How does one know when this “embodies” test is met?  Two of the three judges on the Lifescan panel (Judges Dyk and Prost) thought the meter “embodied the claim invention,” and dissenting Judge Reyna thought that it did not.  The majority’s reasoning can be simply stated: the test strips were not patented, therefore they were not inventive, and so the invention of the method claim had to be “embodied” somewhere else, i.e., in the meter.  Judge Reyna viewed the situation the other way around.  He argued in dissent that “[b]ut for the specialized test strips required by LifeScan’s patented method, the blood glucose meter alone could not perform the . . . steps [recited by the asserted method claim] viewed by the majority as essential to the patented method.”

The Lifescan patentee also argued that it gave away many meters, and that giving something away did not exhaust patents reading on it the way a sale for money would.  However, the panel was uncon­vinced that this should be the legal rule.

Interesting questions will remain on remand.  The appeal in Lifescan was taken from a preliminary injunction rather than a final decision.  Under American procedural law, preliminary determinations of this sort are decided by the judge rather than by a jury.  However, if the remanded case were to proceed to trial, the parties’ factual disputes will likely be decided by a jury, and it is common for juries to revisit issues decided by judges in granting a preliminary injunction.  Will the jury be asked to revisit whether the meter “embodies the claimed invention”?  After all, that very issue was given to the jury in the famed 2012 Apple v.
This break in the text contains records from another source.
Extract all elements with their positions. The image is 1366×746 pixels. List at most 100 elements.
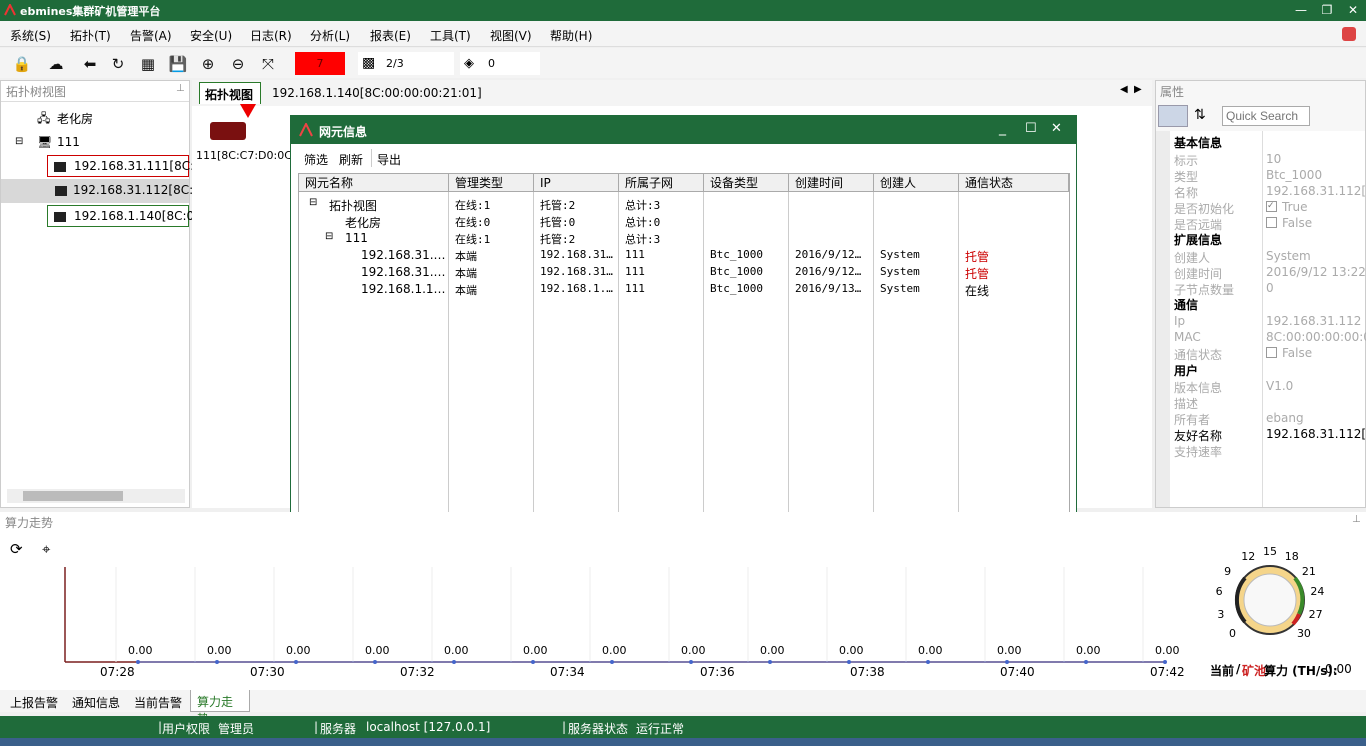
cell-status: 托管 xyxy=(965,250,990,264)
export-button[interactable]: 导出 xyxy=(377,151,401,168)
table-row[interactable]: 192.168.31.… 本端 192.168.31… 111 Btc_1000 2016… xyxy=(299,264,1069,281)
close-button[interactable]: ✕ xyxy=(1342,2,1364,18)
dialog-minimize-icon[interactable]: _ xyxy=(999,120,1006,136)
crosshair-icon[interactable]: ⌖ xyxy=(42,540,50,558)
prop-key: 所有者 xyxy=(1174,413,1211,427)
cell-creator: System xyxy=(880,265,920,278)
group-user[interactable]: 用户 xyxy=(1174,362,1198,379)
tree-node-miner-2[interactable]: 192.168.31.112[8C:00:0 xyxy=(1,179,220,203)
fit-icon[interactable]: ⤧ xyxy=(258,54,278,74)
tree-node-miner-3[interactable]: 192.168.1.140[8C:00:00 xyxy=(47,205,221,227)
data-label: 0.00 xyxy=(918,644,943,657)
cloud-icon[interactable]: ☁ xyxy=(46,54,66,74)
prop-key: Ip xyxy=(1174,314,1186,328)
minimize-button[interactable]: — xyxy=(1290,2,1312,18)
tab-reported-alarms[interactable]: 上报告警 xyxy=(10,694,58,711)
table-row[interactable]: 192.168.31.… 本端 192.168.31… 111 Btc_1000 2016… xyxy=(299,247,1069,264)
zoom-in-icon[interactable]: ⊕ xyxy=(198,54,218,74)
col-header-ip[interactable]: IP xyxy=(534,174,619,192)
col-header-subnet[interactable]: 所属子网 xyxy=(619,174,704,192)
dialog-close-icon[interactable]: ✕ xyxy=(1051,121,1062,136)
menu-system[interactable]: 系统(S) xyxy=(10,27,51,44)
menu-topology[interactable]: 拓扑(T) xyxy=(70,27,111,44)
tree-node-miner-1[interactable]: 192.168.31.111[8C:C7:D xyxy=(47,155,223,177)
dialog-title-bar[interactable]: 网元信息 _ ☐ ✕ xyxy=(291,116,1076,144)
pin-icon[interactable]: ⊥ xyxy=(1352,514,1361,525)
pin-icon[interactable]: ⊥ xyxy=(176,83,185,94)
panel-title: 拓扑树视图 xyxy=(6,85,67,99)
dialog-maximize-icon[interactable]: ☐ xyxy=(1025,121,1037,136)
sort-az-icon[interactable]: ⇅ xyxy=(1194,107,1206,123)
cell-status: 在线 xyxy=(965,284,990,298)
collapse-icon[interactable]: ⊟ xyxy=(15,136,23,147)
tab-scroll-right-icon[interactable]: ▶ xyxy=(1134,84,1142,95)
menu-help[interactable]: 帮助(H) xyxy=(550,27,592,44)
save-icon[interactable]: 💾 xyxy=(168,54,188,74)
filter-button[interactable]: 筛选 xyxy=(304,151,328,168)
checkbox-checked[interactable]: ✓ xyxy=(1266,201,1277,212)
menu-tools[interactable]: 工具(T) xyxy=(430,27,471,44)
col-header-name[interactable]: 网元名称 xyxy=(299,174,449,192)
tab-notifications[interactable]: 通知信息 xyxy=(72,694,120,711)
cell-ip: 托管:0 xyxy=(540,216,576,229)
menu-view[interactable]: 视图(V) xyxy=(490,27,532,44)
data-label: 0.00 xyxy=(365,644,390,657)
dialog-title: 网元信息 xyxy=(319,125,368,139)
col-header-mgmt[interactable]: 管理类型 xyxy=(449,174,534,192)
categorized-view-icon[interactable] xyxy=(1158,105,1188,127)
table-row[interactable]: ⊟ 111 在线:1 托管:2 总计:3 xyxy=(299,230,1069,247)
prop-value: 8C:00:00:00:00:0 xyxy=(1266,330,1366,344)
table-row[interactable]: 老化房 在线:0 托管:0 总计:0 xyxy=(299,213,1069,230)
restore-button[interactable]: ❐ xyxy=(1316,2,1338,18)
server-value: localhost [127.0.0.1] xyxy=(366,720,491,734)
tab-device[interactable]: 192.168.1.140[8C:00:00:00:21:01] xyxy=(272,86,482,100)
tree-node-icon: 🖧 xyxy=(37,111,51,125)
horizontal-scrollbar[interactable] xyxy=(7,489,185,503)
cell-type: Btc_1000 xyxy=(710,282,763,295)
table-row[interactable]: ⊟ 拓扑视图 在线:1 托管:2 总计:3 xyxy=(299,196,1069,213)
prop-key: 通信状态 xyxy=(1174,348,1223,362)
table-row[interactable]: 192.168.1.1… 本端 192.168.1.… 111 Btc_1000 2016… xyxy=(299,281,1069,298)
menu-alarm[interactable]: 告警(A) xyxy=(130,27,172,44)
col-header-creator[interactable]: 创建人 xyxy=(874,174,959,192)
menu-analysis[interactable]: 分析(L) xyxy=(310,27,350,44)
cell-name: 拓扑视图 xyxy=(329,199,378,213)
tree-node-aging-room[interactable]: 老化房 xyxy=(57,110,93,127)
expand-toggle-icon[interactable]: ⊟ xyxy=(325,231,333,242)
col-header-type[interactable]: 设备类型 xyxy=(704,174,789,192)
tab-current-alarms[interactable]: 当前告警 xyxy=(134,694,182,711)
view-tabs: 拓扑视图 192.168.1.140[8C:00:00:00:21:01] ◀ … xyxy=(192,80,1152,106)
cell-name: 192.168.31.… xyxy=(361,265,446,279)
expand-toggle-icon[interactable]: ⊟ xyxy=(309,197,317,208)
zoom-out-icon[interactable]: ⊖ xyxy=(228,54,248,74)
notification-icon[interactable] xyxy=(1342,27,1356,41)
prop-key: 创建人 xyxy=(1174,251,1211,265)
tab-hashrate-trend[interactable]: 算力走势 xyxy=(190,690,250,726)
alarm-count-badge[interactable]: 7 xyxy=(295,52,345,75)
tab-scroll-left-icon[interactable]: ◀ xyxy=(1120,84,1128,95)
col-header-status[interactable]: 通信状态 xyxy=(959,174,1069,192)
menu-log[interactable]: 日志(R) xyxy=(250,27,292,44)
group-communication[interactable]: 通信 xyxy=(1174,296,1198,313)
menu-security[interactable]: 安全(U) xyxy=(190,27,232,44)
group-extended[interactable]: 扩展信息 xyxy=(1174,231,1222,248)
checkbox-unchecked[interactable] xyxy=(1266,347,1277,358)
cell-mgmt: 在线:1 xyxy=(455,199,491,212)
back-icon[interactable]: ⬅ xyxy=(80,54,100,74)
grid-icon[interactable]: ▦ xyxy=(138,54,158,74)
col-header-created[interactable]: 创建时间 xyxy=(789,174,874,192)
menu-report[interactable]: 报表(E) xyxy=(370,27,411,44)
tree-node-111[interactable]: 111 xyxy=(57,135,80,149)
refresh-icon[interactable]: ⟳ xyxy=(10,540,23,558)
refresh-button[interactable]: 刷新 xyxy=(339,151,363,168)
data-label: 0.00 xyxy=(128,644,153,657)
device-icon[interactable] xyxy=(210,122,246,140)
gauge-tick-label: 3 xyxy=(1217,607,1225,621)
group-basic[interactable]: 基本信息 xyxy=(1174,134,1222,151)
checkbox-unchecked[interactable] xyxy=(1266,217,1277,228)
lock-icon[interactable]: 🔒 xyxy=(12,54,32,74)
quick-search-input[interactable] xyxy=(1222,106,1310,126)
refresh-icon[interactable]: ↻ xyxy=(108,54,128,74)
tab-topology[interactable]: 拓扑视图 xyxy=(199,82,261,104)
data-label: 0.00 xyxy=(839,644,864,657)
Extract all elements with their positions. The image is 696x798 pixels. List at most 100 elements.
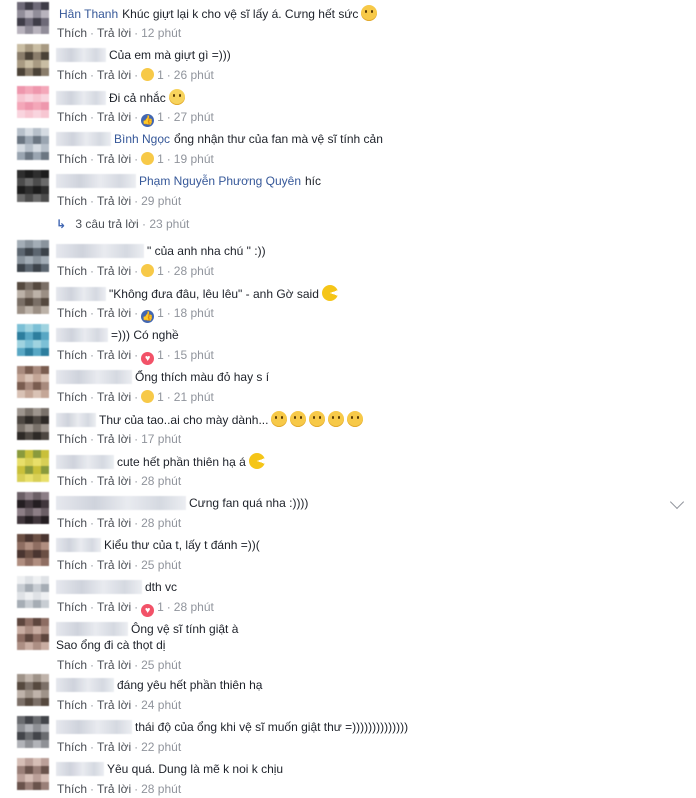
avatar[interactable] bbox=[17, 450, 49, 482]
comment-time[interactable]: 15 phút bbox=[174, 348, 214, 362]
author-name-blurred[interactable] bbox=[56, 370, 132, 384]
avatar[interactable] bbox=[17, 128, 49, 160]
author-name-blurred[interactable] bbox=[56, 455, 114, 469]
like-link[interactable]: Thích bbox=[57, 782, 87, 796]
like-link[interactable]: Thích bbox=[57, 698, 87, 712]
replies-count-link[interactable]: 3 câu trả lời bbox=[75, 217, 138, 231]
avatar[interactable] bbox=[17, 86, 49, 118]
comment-time[interactable]: 21 phút bbox=[174, 390, 214, 404]
reaction-count[interactable]: 1 bbox=[157, 110, 164, 124]
avatar[interactable] bbox=[17, 240, 49, 272]
reply-link[interactable]: Trả lời bbox=[97, 658, 131, 672]
comment-time[interactable]: 28 phút bbox=[141, 782, 181, 796]
reply-link[interactable]: Trả lời bbox=[97, 558, 131, 572]
avatar[interactable] bbox=[17, 618, 49, 650]
avatar[interactable] bbox=[17, 44, 49, 76]
comment-time[interactable]: 19 phút bbox=[174, 152, 214, 166]
reply-link[interactable]: Trả lời bbox=[97, 516, 131, 530]
like-link[interactable]: Thích bbox=[57, 264, 87, 278]
author-name-blurred[interactable] bbox=[56, 91, 106, 105]
author-name-blurred[interactable] bbox=[56, 762, 104, 776]
reply-link[interactable]: Trả lời bbox=[97, 152, 131, 166]
reply-link[interactable]: Trả lời bbox=[97, 600, 131, 614]
author-name-blurred[interactable] bbox=[56, 48, 106, 62]
reaction-count[interactable]: 1 bbox=[157, 600, 164, 614]
reply-link[interactable]: Trả lời bbox=[97, 194, 131, 208]
author-name-blurred[interactable] bbox=[56, 538, 101, 552]
haha-reaction-icon[interactable] bbox=[141, 390, 155, 403]
like-link[interactable]: Thích bbox=[57, 516, 87, 530]
reply-link[interactable]: Trả lời bbox=[97, 348, 131, 362]
comment-time[interactable]: 27 phút bbox=[174, 110, 214, 124]
reply-link[interactable]: Trả lời bbox=[97, 432, 131, 446]
comment-time[interactable]: 28 phút bbox=[141, 516, 181, 530]
like-link[interactable]: Thích bbox=[57, 110, 87, 124]
like-link[interactable]: Thích bbox=[57, 194, 87, 208]
like-link[interactable]: Thích bbox=[57, 306, 87, 320]
comment-time[interactable]: 26 phút bbox=[174, 68, 214, 82]
like-link[interactable]: Thích bbox=[57, 26, 87, 40]
reaction-count[interactable]: 1 bbox=[157, 390, 164, 404]
avatar[interactable] bbox=[17, 534, 49, 566]
author-name-blurred[interactable] bbox=[56, 244, 144, 258]
author-name[interactable]: Phạm Nguyễn Phương Quyên bbox=[139, 174, 301, 188]
comment-time[interactable]: 29 phút bbox=[141, 194, 181, 208]
view-replies[interactable]: ↳ 3 câu trả lời · 23 phút bbox=[56, 217, 189, 231]
comment-time[interactable]: 28 phút bbox=[174, 600, 214, 614]
reaction-count[interactable]: 1 bbox=[157, 306, 164, 320]
reply-link[interactable]: Trả lời bbox=[97, 68, 131, 82]
comment-time[interactable]: 28 phút bbox=[174, 264, 214, 278]
like-link[interactable]: Thích bbox=[57, 558, 87, 572]
haha-reaction-icon[interactable] bbox=[141, 152, 155, 165]
avatar[interactable] bbox=[17, 576, 49, 608]
avatar[interactable] bbox=[17, 492, 49, 524]
avatar[interactable] bbox=[17, 170, 49, 202]
author-name-blurred[interactable] bbox=[56, 720, 132, 734]
reply-link[interactable]: Trả lời bbox=[97, 698, 131, 712]
like-link[interactable]: Thích bbox=[57, 68, 87, 82]
author-name[interactable]: Bình Ngọc bbox=[114, 132, 170, 146]
author-name-blurred[interactable] bbox=[56, 328, 108, 342]
comment-time[interactable]: 25 phút bbox=[141, 658, 181, 672]
comment-time[interactable]: 22 phút bbox=[141, 740, 181, 754]
avatar[interactable] bbox=[17, 716, 49, 748]
author-name-blurred[interactable] bbox=[56, 287, 106, 301]
haha-reaction-icon[interactable] bbox=[141, 68, 155, 81]
reply-link[interactable]: Trả lời bbox=[97, 474, 131, 488]
reply-link[interactable]: Trả lời bbox=[97, 390, 131, 404]
like-link[interactable]: Thích bbox=[57, 474, 87, 488]
comment-time[interactable]: 18 phút bbox=[174, 306, 214, 320]
avatar[interactable] bbox=[17, 408, 49, 440]
like-link[interactable]: Thích bbox=[57, 740, 87, 754]
like-link[interactable]: Thích bbox=[57, 600, 87, 614]
reply-link[interactable]: Trả lời bbox=[97, 740, 131, 754]
reaction-count[interactable]: 1 bbox=[157, 264, 164, 278]
avatar[interactable] bbox=[17, 324, 49, 356]
reply-link[interactable]: Trả lời bbox=[97, 264, 131, 278]
avatar[interactable] bbox=[17, 758, 49, 790]
comment-time[interactable]: 25 phút bbox=[141, 558, 181, 572]
avatar[interactable] bbox=[17, 2, 49, 34]
avatar[interactable] bbox=[17, 366, 49, 398]
author-name-blurred[interactable] bbox=[56, 580, 142, 594]
author-name[interactable]: Hân Thanh bbox=[59, 7, 118, 21]
author-name-blurred[interactable] bbox=[56, 622, 128, 636]
reply-link[interactable]: Trả lời bbox=[97, 782, 131, 796]
author-name-blurred[interactable] bbox=[56, 174, 136, 188]
author-name-blurred[interactable] bbox=[56, 496, 186, 510]
reply-link[interactable]: Trả lời bbox=[97, 26, 131, 40]
reaction-count[interactable]: 1 bbox=[157, 152, 164, 166]
like-link[interactable]: Thích bbox=[57, 432, 87, 446]
reaction-count[interactable]: 1 bbox=[157, 68, 164, 82]
avatar[interactable] bbox=[17, 674, 49, 706]
comment-time[interactable]: 17 phút bbox=[141, 432, 181, 446]
like-link[interactable]: Thích bbox=[57, 658, 87, 672]
haha-reaction-icon[interactable] bbox=[141, 264, 155, 277]
comment-time[interactable]: 28 phút bbox=[141, 474, 181, 488]
comment-time[interactable]: 12 phút bbox=[141, 26, 181, 40]
like-link[interactable]: Thích bbox=[57, 348, 87, 362]
avatar[interactable] bbox=[17, 282, 49, 314]
comment-time[interactable]: 24 phút bbox=[141, 698, 181, 712]
replies-time[interactable]: 23 phút bbox=[149, 217, 189, 231]
author-name-blurred[interactable] bbox=[56, 678, 114, 692]
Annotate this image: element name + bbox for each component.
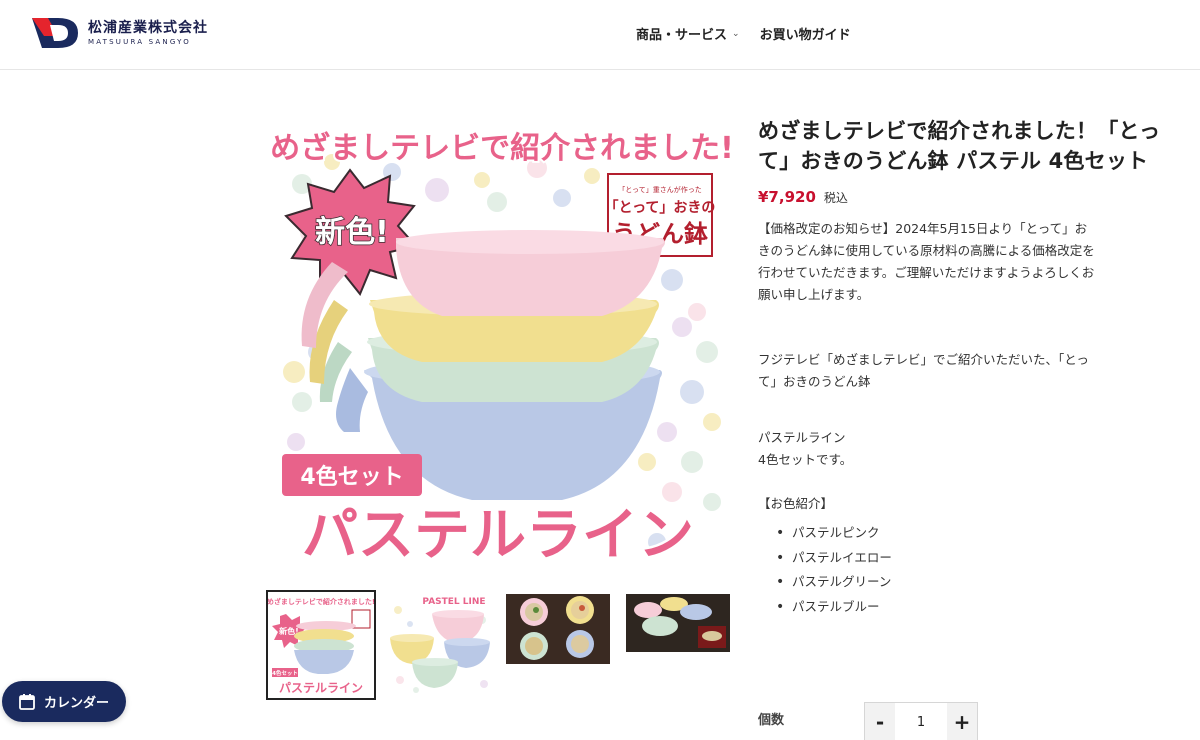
thumb-pastel-line[interactable]: PASTEL LINE	[386, 590, 496, 700]
quantity-plus-button[interactable]: +	[947, 703, 977, 740]
nav-products-services[interactable]: 商品・サービス ⌄	[636, 24, 740, 43]
thumbnail-strip: めざましテレビで紹介されました! 新色! 4色セット パステルライン PASTE…	[266, 590, 746, 700]
thumb-udon-bowls[interactable]	[506, 590, 616, 700]
logo-small-text: 「とって」重さんが作った	[618, 185, 701, 194]
line-name-text: パステルライン	[302, 503, 694, 568]
tax-label: 税込	[823, 191, 848, 205]
quantity-label: 個数	[758, 713, 785, 728]
list-item: パステルブルー	[776, 595, 1190, 620]
thumb-line-name: パステルライン	[279, 681, 363, 695]
thumb-main[interactable]: めざましテレビで紹介されました! 新色! 4色セット パステルライン	[266, 590, 376, 700]
banner-text: めざましテレビで紹介されました!	[272, 131, 732, 166]
nav-shopping-guide[interactable]: お買い物ガイド	[760, 24, 851, 43]
line-name-desc: パステルライン	[758, 430, 846, 445]
product-price: ¥7,920	[758, 188, 816, 206]
new-color-badge: 新色!	[315, 215, 389, 250]
thumb-set-label: 4色セット	[272, 669, 298, 677]
product-title: めざましテレビで紹介されました！「とって」おきのうどん鉢 パステル 4色セット	[758, 119, 1161, 173]
logo-company-name: 松浦産業株式会社	[88, 19, 208, 36]
site-header: 松浦産業株式会社 MATSUURA SANGYO 商品・サービス ⌄ お買い物ガ…	[0, 0, 1200, 70]
thumb-banner: めざましテレビで紹介されました!	[268, 597, 374, 606]
product-main-image[interactable]: めざましテレビで紹介されました! 新色! 「とって」重さんが作った 「とって」お…	[272, 102, 732, 580]
tv-introduction-text: フジテレビ「めざましテレビ」でご紹介いただいた、「とって」おきのうどん鉢	[758, 352, 1089, 389]
list-item: パステルピンク	[776, 521, 1190, 546]
set-label: 4色セット	[300, 464, 403, 490]
logo[interactable]: 松浦産業株式会社 MATSUURA SANGYO	[30, 16, 208, 50]
calendar-button[interactable]: カレンダー	[2, 681, 126, 722]
nav-label: 商品・サービス	[636, 28, 728, 43]
list-item: パステルイエロー	[776, 546, 1190, 571]
colors-heading: 【お色紹介】	[758, 496, 834, 511]
thumb-caption: PASTEL LINE	[422, 597, 485, 607]
quantity-minus-button[interactable]: -	[865, 703, 895, 740]
price-row: ¥7,920 税込	[758, 188, 1190, 206]
product-info: めざましテレビで紹介されました！「とって」おきのうどん鉢 パステル 4色セット …	[758, 116, 1190, 619]
color-list: パステルピンク パステルイエロー パステルグリーン パステルブルー	[758, 521, 1190, 619]
quantity-input[interactable]	[895, 703, 947, 740]
list-item: パステルグリーン	[776, 570, 1190, 595]
main-nav: 商品・サービス ⌄ お買い物ガイド	[636, 24, 851, 43]
chevron-down-icon: ⌄	[732, 28, 740, 39]
thumb-table-setting[interactable]	[626, 590, 736, 700]
set-desc: 4色セットです。	[758, 452, 853, 467]
thumb-next-row-partial	[286, 732, 356, 740]
logo-mark-icon	[32, 18, 78, 48]
logo-company-name-en: MATSUURA SANGYO	[88, 37, 191, 46]
nav-label: お買い物ガイド	[759, 28, 851, 43]
calendar-button-label: カレンダー	[44, 696, 110, 711]
price-revision-notice: 【価格改定のお知らせ】2024年5月15日より「とって」おきのうどん鉢に使用して…	[758, 221, 1095, 302]
quantity-stepper: - +	[864, 702, 978, 740]
calendar-icon	[19, 693, 35, 710]
logo-line1: 「とって」おきの	[605, 199, 716, 216]
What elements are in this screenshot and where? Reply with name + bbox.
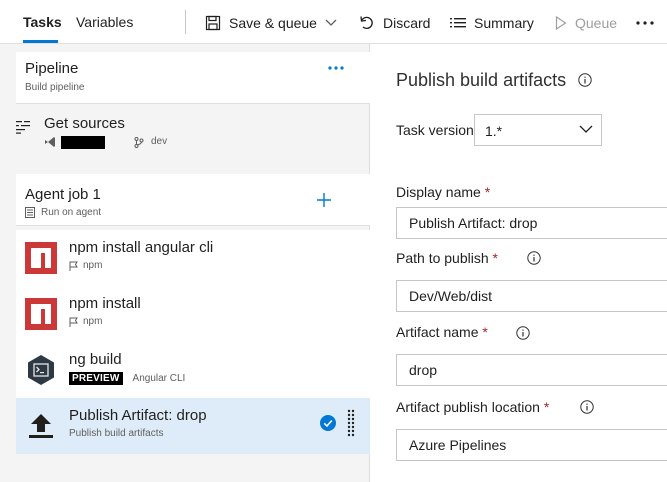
pipeline-subtitle: Build pipeline — [25, 82, 85, 93]
pipeline-title: Pipeline — [25, 60, 79, 77]
npm-icon — [25, 242, 57, 274]
ellipsis-icon — [636, 21, 654, 25]
sources-icon — [16, 121, 30, 134]
chevron-down-icon — [579, 125, 593, 133]
path-to-publish-field[interactable] — [396, 280, 667, 312]
npm-icon — [25, 298, 57, 330]
queue-label: Queue — [575, 15, 618, 31]
info-icon[interactable] — [578, 73, 592, 87]
artifact-name-field[interactable] — [396, 354, 667, 386]
play-icon — [555, 16, 567, 30]
ellipsis-icon[interactable] — [328, 66, 344, 70]
discard-button[interactable]: Discard — [359, 13, 430, 33]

Samsung trial.  The trial judge in that case instructed jurors that in order to decide whether the patents in that case were exhausted, it was for the jurors to determine whether devices sold by a Samsung licensee and incorporated in Apple’s accused devices “substantially embod[ied]” Samsung’s asserted patents; and the jury, rather than the judge, found that Samsung’s patents were exhausted.

In the wake of Quanta and these more recent progeny of Quanta, it is easy to predict that exhaustion of patent rights under the first sale doctrine will continue to be an increasingly popular argument among those accused of patent infringement in the United States.

Kenneth J. Weatherwax and Flavio M. Rose, Goldberg Lowenstein & Weatherwax LLP.